I fooled around with some CTEs to get the query results in the first CTE, and then pass it to a second CTE that had some conditions guaranteed to filter no records, then evaluate the fn_B() call outside all CTEs, but the behavior was exactly the same.
Also other variations, like using the old query (that might call fn_B() multiple times with the same value) had the same behavior. If I remove the condition then I get no records in zero time. If I put it back, then no records in 10 seconds.
¿Alguna idea a alguien?
Gracias por tu tiempo :-)
PS1: I tried to reproduce the situation on tempdb using a simple query but I couldn't make it happen. It only happens on my actual tables. PS2: This query is called inside another function so putting the results in a temporary table and then further filtering them is also out of the question.
preguntado el 03 de mayo de 12 a las 17:05
Just as a note, the optimizer does not read a query the same way you do. Even when you think that a certain order should take place, or that short-circuiting might make the most sense, the optimizer still might evaluate CTEs / subqueries in an order you might not expect. A workaround you might try is selecting the first query into a #temp table and then running the function filter on the #temp table. This should force the order of evaluation even if it is completely unintuitive and much less elegant.
Also, while it may perform slower, I am curious what happens if you run the query without the NOLOCK, or in RCSI instead. Different locking semantics may be tripping up the optimizer.
We submitted the issue to Microsoft support for SQL Server R2 (I must comment on their amazing response times and overall service procedures). We gave them a copy of our DB that reproduces the issue, and our workaround, they reproduced it themselves and after a couple of days here is the answer we got back:
I have analyzed both execution plans and would kindly ask if the workaround would be acceptable to use in production? The main reason behind it, is that a function does not have, as indexes have, statistics. And this lack of data makes the optimizer choose sometimes a not so good execution plan. If you already found a workaround it is best to implement this. The index changes we tried did not improve the execution.

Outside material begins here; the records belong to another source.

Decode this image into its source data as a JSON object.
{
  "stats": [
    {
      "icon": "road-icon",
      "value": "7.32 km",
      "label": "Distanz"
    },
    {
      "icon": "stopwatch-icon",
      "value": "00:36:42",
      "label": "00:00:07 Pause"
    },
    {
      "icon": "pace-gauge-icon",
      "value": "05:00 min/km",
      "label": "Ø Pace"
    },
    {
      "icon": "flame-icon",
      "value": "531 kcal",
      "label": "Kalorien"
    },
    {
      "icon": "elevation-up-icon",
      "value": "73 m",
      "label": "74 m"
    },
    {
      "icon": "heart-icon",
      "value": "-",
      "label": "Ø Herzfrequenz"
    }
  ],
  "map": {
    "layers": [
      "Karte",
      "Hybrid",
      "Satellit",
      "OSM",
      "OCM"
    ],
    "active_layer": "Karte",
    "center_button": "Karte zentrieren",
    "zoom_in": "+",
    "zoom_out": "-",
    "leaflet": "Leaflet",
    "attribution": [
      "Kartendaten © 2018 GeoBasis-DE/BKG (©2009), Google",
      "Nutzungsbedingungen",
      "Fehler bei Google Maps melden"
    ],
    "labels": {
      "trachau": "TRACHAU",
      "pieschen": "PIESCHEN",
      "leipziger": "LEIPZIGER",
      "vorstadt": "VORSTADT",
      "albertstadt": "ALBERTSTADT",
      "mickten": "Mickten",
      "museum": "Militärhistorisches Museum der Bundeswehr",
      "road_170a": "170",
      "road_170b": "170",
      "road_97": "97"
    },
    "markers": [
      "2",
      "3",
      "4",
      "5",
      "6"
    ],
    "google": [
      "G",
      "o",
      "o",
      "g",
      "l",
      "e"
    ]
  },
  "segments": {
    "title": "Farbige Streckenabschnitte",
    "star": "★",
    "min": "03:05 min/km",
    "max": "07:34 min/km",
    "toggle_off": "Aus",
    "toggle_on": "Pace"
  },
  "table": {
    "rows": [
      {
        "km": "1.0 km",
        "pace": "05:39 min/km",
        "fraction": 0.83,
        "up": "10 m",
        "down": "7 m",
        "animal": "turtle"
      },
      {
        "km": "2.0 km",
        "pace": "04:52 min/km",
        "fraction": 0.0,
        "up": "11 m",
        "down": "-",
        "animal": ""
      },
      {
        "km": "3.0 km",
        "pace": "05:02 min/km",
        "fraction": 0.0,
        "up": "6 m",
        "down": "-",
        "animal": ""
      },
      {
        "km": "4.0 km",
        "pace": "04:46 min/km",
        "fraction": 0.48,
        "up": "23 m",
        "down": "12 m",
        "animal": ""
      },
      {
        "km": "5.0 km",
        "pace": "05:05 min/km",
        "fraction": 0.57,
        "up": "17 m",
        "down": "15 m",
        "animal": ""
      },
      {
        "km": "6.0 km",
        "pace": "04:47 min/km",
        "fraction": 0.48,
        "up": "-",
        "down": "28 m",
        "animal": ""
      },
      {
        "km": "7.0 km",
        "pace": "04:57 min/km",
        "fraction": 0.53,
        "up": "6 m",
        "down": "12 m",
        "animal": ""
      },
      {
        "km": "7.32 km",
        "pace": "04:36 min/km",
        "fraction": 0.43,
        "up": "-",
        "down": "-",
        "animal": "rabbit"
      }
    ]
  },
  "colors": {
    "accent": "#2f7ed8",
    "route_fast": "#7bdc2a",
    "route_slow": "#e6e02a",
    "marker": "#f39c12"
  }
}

This is quite a diplomatic way to say "yeah, the optimizer messes things up with your query, so please use the workaround". If you wanna call it a bug, call it a bug, it doesn't matter.
Just for the record, the workaround was to put the call to fn_B() in the SELECT list of a query one level above the SELECT DISTINCT, then filter its result on the WHERE condition. Kind of weird, but it does the trick.